Deadlifts fixed it. So fuck his advice about not lifting.
I did them twice a week until I went from 135 to 300 lbs.
I thought that had permanently fixed the issue, so I stopped doing them (this is before I found your book), and focused on other movements, and the issue returned. Putting deadlifts back into my training has me back to “normal.”
After visiting your website and finding Bill Starr’s article on deadlifts, I took this bit to heart: “Two or three sets of twenty plus, using enough weight so the final five reps make your eyes cross will help you avoid many of the nagging back problems that the majority of the over-forty population lives with.”
How would you program in this advice? I’ve just started the Texas Method and would like to have a session where I input 2 sets of twenty. It seems that it’s strenuous enough that it will affect the other lifts.
What are your thoughts on this?
Again, thank you for writing the book. I look forward to the third edition.
On the program we use, 20s are not a normal part of the approach to strength training. Are you planning on just doing the back rehab he recommends?
Slightly related, but whenever anything is wrong with my shoulders or back or life in general, I find that deadlifts and the press always fix it.
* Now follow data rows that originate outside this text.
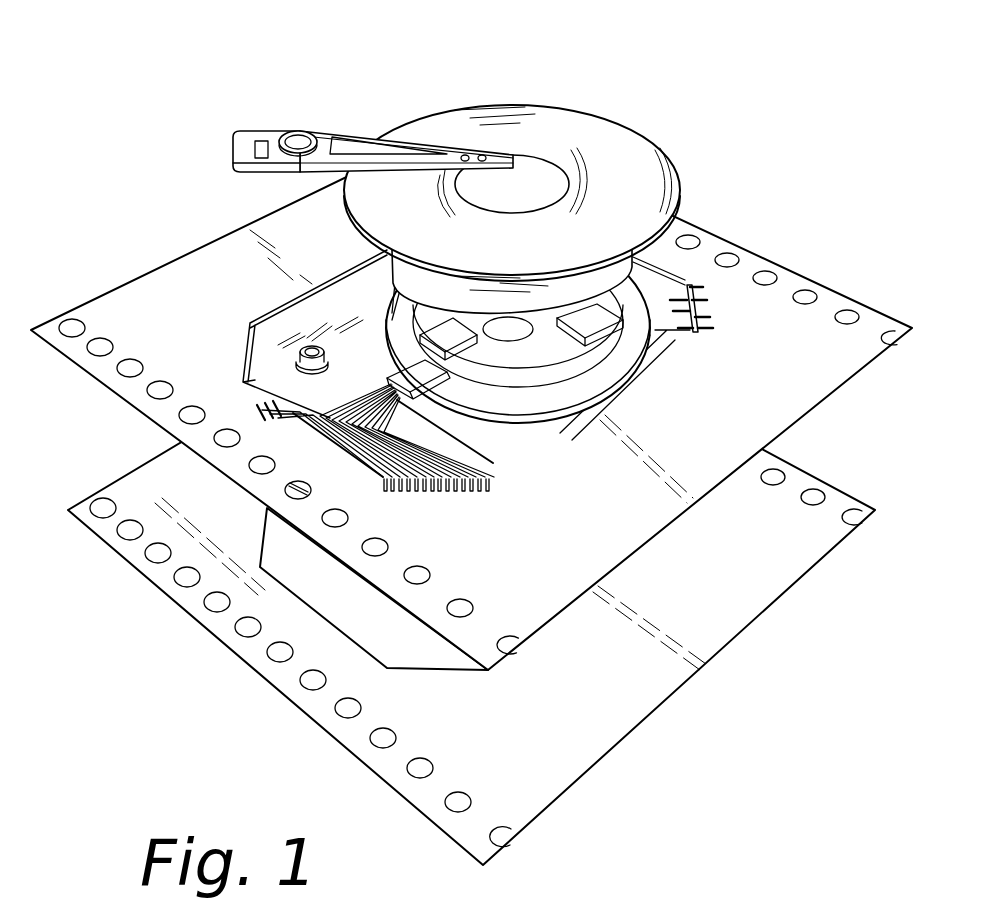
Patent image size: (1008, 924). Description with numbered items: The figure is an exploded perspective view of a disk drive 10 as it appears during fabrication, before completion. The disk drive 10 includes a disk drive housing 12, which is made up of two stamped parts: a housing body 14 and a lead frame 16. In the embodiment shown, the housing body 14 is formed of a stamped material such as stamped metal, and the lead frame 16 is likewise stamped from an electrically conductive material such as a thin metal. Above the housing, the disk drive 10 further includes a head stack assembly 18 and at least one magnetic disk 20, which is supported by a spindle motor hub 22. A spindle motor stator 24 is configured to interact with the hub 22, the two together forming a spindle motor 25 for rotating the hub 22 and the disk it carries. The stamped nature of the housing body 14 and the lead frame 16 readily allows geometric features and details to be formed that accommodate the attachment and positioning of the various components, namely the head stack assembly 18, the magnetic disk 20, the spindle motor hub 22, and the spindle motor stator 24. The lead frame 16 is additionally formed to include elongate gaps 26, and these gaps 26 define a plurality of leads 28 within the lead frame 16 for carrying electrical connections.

The disk drive 10 is at (471, 433).
The disk drive housing 12 is at (471, 492).
The housing body 14 is at (147, 475).
The lead frame 16 is at (145, 408).
The head stack assembly 18 is at (321, 137).
The magnetic disk 20 is at (427, 122).
The spindle motor hub 22 is at (640, 338).
The spindle motor stator 24 is at (587, 290).
The spindle motor 25 is at (585, 328).
The elongate gaps 26 is at (703, 273).
The leads 28 is at (690, 293).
Yes, that is all that I was planning to incorporate into the Texas Method. I've experimented with rows, but chins, pull ups and deadlifts seem to hit all of that area.
I could be a little over cautious with this, as doing deadlifts once a week seems to be fine for now (although, when I approach failure, it's the upper right side of my back that starts talking to me). I've just seen enough of my relatives begin to hunch over time that I want to do this as a preventative measure.